Detrás de los “naranjitas” también actúa una suerte de “omertá"

Como era de prever, la ley que intentará regular la actividad de “naranjitas” y limpiavidrios deja muchos puntos clave sin tocar y corre por detrás del problema. La existencia de gente en la calle intentando un rebusque mediante un trabajo, una extorsión o una avivada no es un fenómeno que nació con el gobierno de Javier Milei como muchos legisladores provinciales intentaron plantear, sino que tiene un par de décadas de existencia.

El descontrol se fue agravando a medida que el Estado fue mirando para el costado cada vez que se generaban situaciones de violencia que mostraban la realidad de la calle y no la de los escritorios. 

Es cierto que muchos vecinos, principalmente de algunos barrios de la ciudad de Córdoba, empatizaban con los cuidadores de buen trato y dispuestos a cobrar sin recurrir a la presión. Sin embargo, fueron ganando las situaciones de coacción y agresión, especialmente en horarios nocturnos y en espectáculos públicos, más allá de quienes estaban o no autorizados.

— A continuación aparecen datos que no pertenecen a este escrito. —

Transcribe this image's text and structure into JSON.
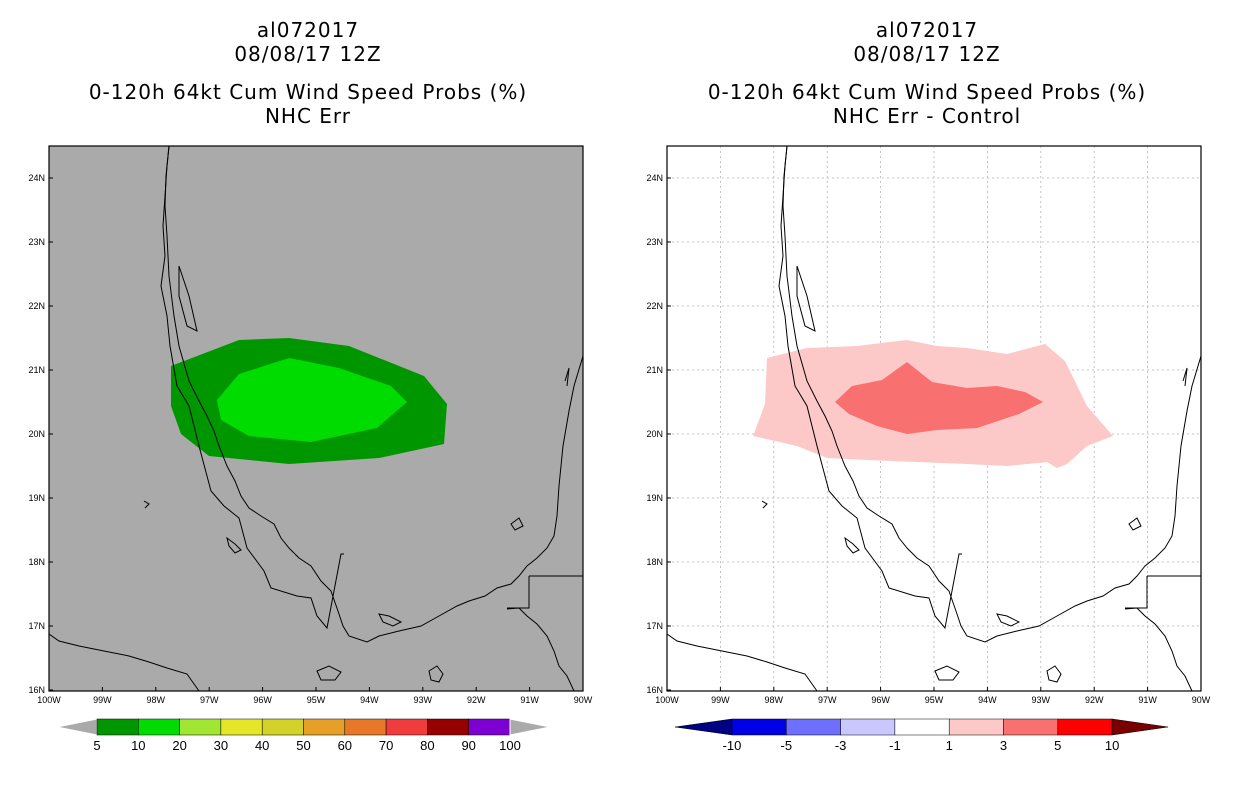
{
  "left_panel": {
    "title_line1": "al072017",
    "title_line2": "08/08/17 12Z",
    "title_line3": "0-120h 64kt Cum Wind Speed Probs (%)",
    "title_line4": "NHC Err",
    "colorbar": {
      "labels": [
        "5",
        "10",
        "20",
        "30",
        "40",
        "50",
        "60",
        "70",
        "80",
        "90",
        "100"
      ],
      "colors": [
        "#009600",
        "#00dc00",
        "#a0e632",
        "#e6e628",
        "#d2d228",
        "#e6a028",
        "#e67828",
        "#f03c3c",
        "#960000",
        "#7d00d2"
      ]
    }
  },
  "right_panel": {
    "title_line1": "al072017",
    "title_line2": "08/08/17 12Z",
    "title_line3": "0-120h 64kt Cum Wind Speed Probs (%)",
    "title_line4": "NHC Err - Control",
    "colorbar": {
      "labels": [
        "-10",
        "-5",
        "-3",
        "-1",
        "1",
        "3",
        "5",
        "10"
      ],
      "colors": [
        "#0000e6",
        "#6e6eff",
        "#c8c8ff",
        "#ffffff",
        "#fcc8c8",
        "#f87070",
        "#ff0000"
      ]
    }
  },
  "axes": {
    "lat_labels": [
      "24N",
      "23N",
      "22N",
      "21N",
      "20N",
      "19N",
      "18N",
      "17N",
      "16N"
    ],
    "lon_labels": [
      "100W",
      "99W",
      "98W",
      "97W",
      "96W",
      "95W",
      "94W",
      "93W",
      "92W",
      "91W",
      "90W"
    ]
  },
  "colors": {
    "map_bg_left": "#aaaaaa",
    "map_bg_right": "#ffffff",
    "contour_outer": "#009600",
    "contour_inner": "#00dc00",
    "diff_light": "#fcc8c8",
    "diff_dark": "#f87070"
  }
}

La presencia de los limpiavidrios es distinta. No genera la empatía del cuidador “amigo”, sino que despierta temor por el estilo de “apriete” y el estado en el que actúan. Allí aparece uno de los problemas no contemplados: cómo se va a actuar sobre las adicciones y la reinserción laboral de ellos.

Tampoco se contempla una investigación profunda sobre las sospechas de que hay sobre quienes lucrarían con la presencia de limpiavidrios en algunas esquinas. Ello se debe a que, en algunos casos, suelen llegar e irse en “transportes especiales”.

Detrás de los “naranjitas” también actúa una suerte de “omertá” que factura para liberar cuadras o, principalmente, permitir el cobro en los estadios donde hay fútbol o espectáculos artísticos.

Por ejemplo, los miembros de la cooperativa de cuidadores reconocen –en absoluta reserva- que pagan a barras bravas entre 50 y 100 mil pesos por cada una de las personas que van a “trabajar” al Kempes cada vez que juega Talleres. El pago se realiza por adelantado y sin contemplar el éxito de la tarea.

La preocupación por quienes se quedan sin una fuente de ingreso es lógica y debe intentar resolverse, pero no por ello se deben descuidar los trasfondos de tinte mafiosos que hay detrás de estas actividades y que por conveniencia u omisión no suelen abordarse.